A first-order flexible ELA model based on geomorphic constraints
This page documents a flexible model to estimate steady-state equilibrium line altitudes (ELAs) of clean-ice, temperate alpine glaciers based on geomorphic inputs. When using this model, please cite the original publication. Also consider notifying me (durban.keeler@gmail.com) to help me gauge the use and interest in the project.
Background information
Alpine glaciers, with their valuable combination of highly sensitive response to climate and near-global extent, are powerful tools for investigating previous and present climate changes. They also represent critical water resources for areas around the globe, with the potential for far-reaching effects in a warming world. Advancements to understand and model glacial changes and the variables influencing them are therefore relevant to many fields. This page contains code for a physical steady-state model for alpine glaciers relating directly to glacier mass balance (via the equilibrium line altitude) while retaining the simplicity of other morphology methods and simultaneously including error estimates. The model consists of custom MATLAB functions to produce ELA estimates in a user-friendly and generally-applicable method from only a limited number of glacier bed topography and glacier width measurements.
Model components
The primary functions of the ELA model are located in the src/ directory.
The ELA model function ELA_calc.m requires two dataset inputs (discrete estimates of bed topography and discrete estimates of glacier width, both measured downglacier along the centerline of the glacier valley) and the number of Monte Carlo simulations to perform.
Approximately ten quasi-equally spaced points along the length of the glacier are often sufficient, though the optimum number depends on the length and complexity of the bed topography and glacier geometry.
To avoid issues of model extrapolation (and to automatically include the overall glacier length), both the toe and the head of the glacier should be included in these measurements.
The ELA model input data should be provided as a MATLAB structure with four fields, as summarized in Table 1.
Tributary glaciers, if present, should be provided as variable input arguments (formatted as MATLAB structures according to Table 1) after the number of simulations to perform.
The format_inputs.m function takes .csv files of glacier bed topography and glacier width measurements and creates a properly-formatted MATLAB structure to serve as input to the ELA model.
Table 1: Required format for ELA model inputs
| Field name | Dimensions | Field description |
|---|---|---|
X_dist |
[N X 1] | Vector of glacier length from 0:N, where N is the total length of the glacier in meters. |
Bed_pts |
[n X 2] | A matrix with positions along the glacier centerline (in meters) in the first column and corresponding bed elevation measurements (meters a.s.l.) in the second. |
Ice_surf |
[n X 2] | A matrix with positions along the glacier centerline (in meters) in the first column (this should match the first column in 'Bed_pts') and corresponding ice surface elevation measurements (meters a.s.l.) in the second. |
Width_pts |
[m X 2] | A matrix with positions along the glacier centerline (in meters) in the first column and corresponding glacier width measurements (meters) in the second (widths should orthogonally intersect the centerline). |
In addition to the inputs, there are model parameter assumptions built into the model prescribing the assumed errors for Monte Carlo sampling.
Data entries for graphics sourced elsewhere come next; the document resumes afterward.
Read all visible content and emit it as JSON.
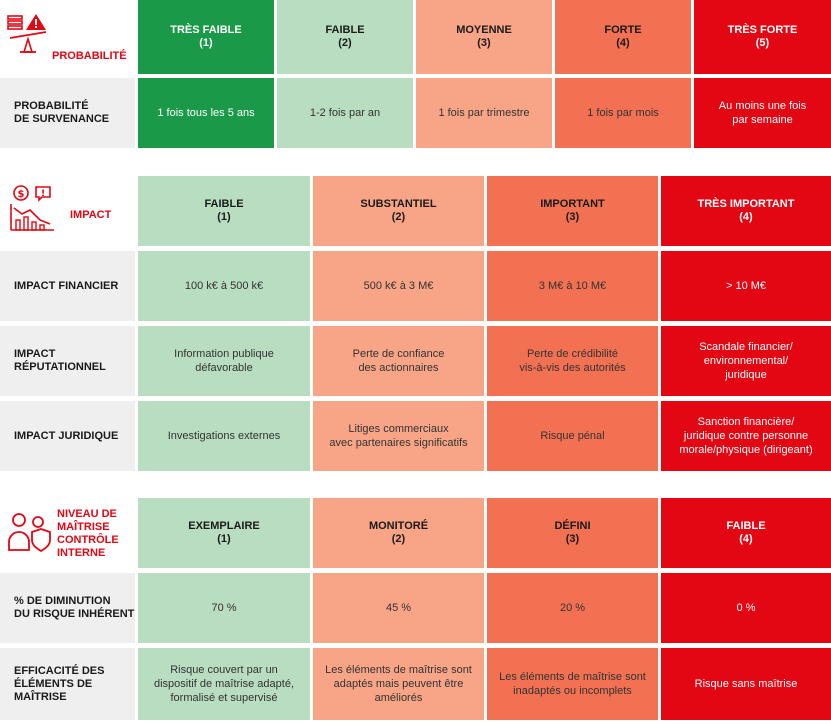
{
  "probabilite": {
    "title": "PROBABILITÉ",
    "headers": [
      {
        "label": "TRÈS FAIBLE",
        "num": "(1)"
      },
      {
        "label": "FAIBLE",
        "num": "(2)"
      },
      {
        "label": "MOYENNE",
        "num": "(3)"
      },
      {
        "label": "FORTE",
        "num": "(4)"
      },
      {
        "label": "TRÈS FORTE",
        "num": "(5)"
      }
    ],
    "row_label": "PROBABILITÉ\nDE SURVENANCE",
    "values": [
      "1 fois tous les 5 ans",
      "1-2 fois par an",
      "1 fois par trimestre",
      "1 fois par mois",
      "Au moins une fois\npar semaine"
    ]
  },
  "impact": {
    "title": "IMPACT",
    "headers": [
      {
        "label": "FAIBLE",
        "num": "(1)"
      },
      {
        "label": "SUBSTANTIEL",
        "num": "(2)"
      },
      {
        "label": "IMPORTANT",
        "num": "(3)"
      },
      {
        "label": "TRÈS IMPORTANT",
        "num": "(4)"
      }
    ],
    "rows": [
      {
        "label": "IMPACT FINANCIER",
        "values": [
          "100 k€ à 500 k€",
          "500 k€ à 3 M€",
          "3 M€ à 10 M€",
          "> 10 M€"
        ]
      },
      {
        "label": "IMPACT\nRÉPUTATIONNEL",
        "values": [
          "Information publique\ndéfavorable",
          "Perte de confiance\ndes actionnaires",
          "Perte de crédibilité\nvis-à-vis des autorités",
          "Scandale financier/\nenvironnemental/\njuridique"
        ]
      },
      {
        "label": "IMPACT JURIDIQUE",
        "values": [
          "Investigations externes",
          "Litiges commerciaux\navec partenaires significatifs",
          "Risque pénal",
          "Sanction financière/\njuridique contre personne\nmorale/physique (dirigeant)"
        ]
      }
    ]
  },
  "maitrise": {
    "title": "NIVEAU DE\nMAÎTRISE\nCONTRÔLE\nINTERNE",
    "headers": [
      {
        "label": "EXEMPLAIRE",
        "num": "(1)"
      },
      {
        "label": "MONITORÉ",
        "num": "(2)"
      },
      {
        "label": "DÉFINI",
        "num": "(3)"
      },
      {
        "label": "FAIBLE",
        "num": "(4)"
      }
    ],
    "rows": [
      {
        "label": "% DE DIMINUTION\nDU RISQUE INHÉRENT",
        "values": [
          "70 %",
          "45 %",
          "20 %",
          "0 %"
        ]
      },
      {
        "label": "EFFICACITÉ DES\nÉLÉMENTS DE\nMAÎTRISE",
        "values": [
          "Risque couvert par un\ndispositif de maîtrise adapté,\nformalisé et supervisé",
          "Les éléments de maîtrise sont\nadaptés mais peuvent être\naméliorés",
          "Les éléments de maîtrise sont\ninadaptés ou incomplets",
          "Risque sans maîtrise"
        ]
      }
    ]
  },
  "icons": [
    "balance-scale-icon",
    "chart-decline-icon",
    "people-shield-icon"
  ],
  "colors": {
    "accent_red": "#e30613",
    "dark_green": "#1a9a48",
    "light_green": "#b8ddc0",
    "salmon": "#f8a587",
    "orange_red": "#f27152",
    "label_gray": "#efefef"
  }
}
Updating these assumptions to better reflect specific input data is a simple matter of editing the assigned values. Table 2 shows a summary of these parameters and their default values.
Table 2: ELA model error assumptions
| Variable name | Default value | Variable description |
|---|---|---|
zSTD |
25 meters | Standard deviation in measured glacier bed elevation. |
wSTD |
60 meters | Standard deviation in measured glacier width values. |
tau_STD |
5E104 Pa | Standard deviation in estimated basal shear stress (used in ice thickness calculations). |
rho |
917 kg/m3 | Density of ice (used in ice thickness calculations). |
g |
9.8 m/s2 | Acceleration due to gravity (used in ice thickness calculations). |
Misc notes
An example of how to use the ELA model is included in the scripts directory entitled example.m.
This uses data from a handful of Swiss glaciers (recorded in the Data directory - the original publication for full details) to demonstrate the model's use and to show some of the outputs of the model.
The example script also utilizes a function called shadedErrorBar (included in the src directory).
The function was developed by Rob Campbell and can be found on his Github page.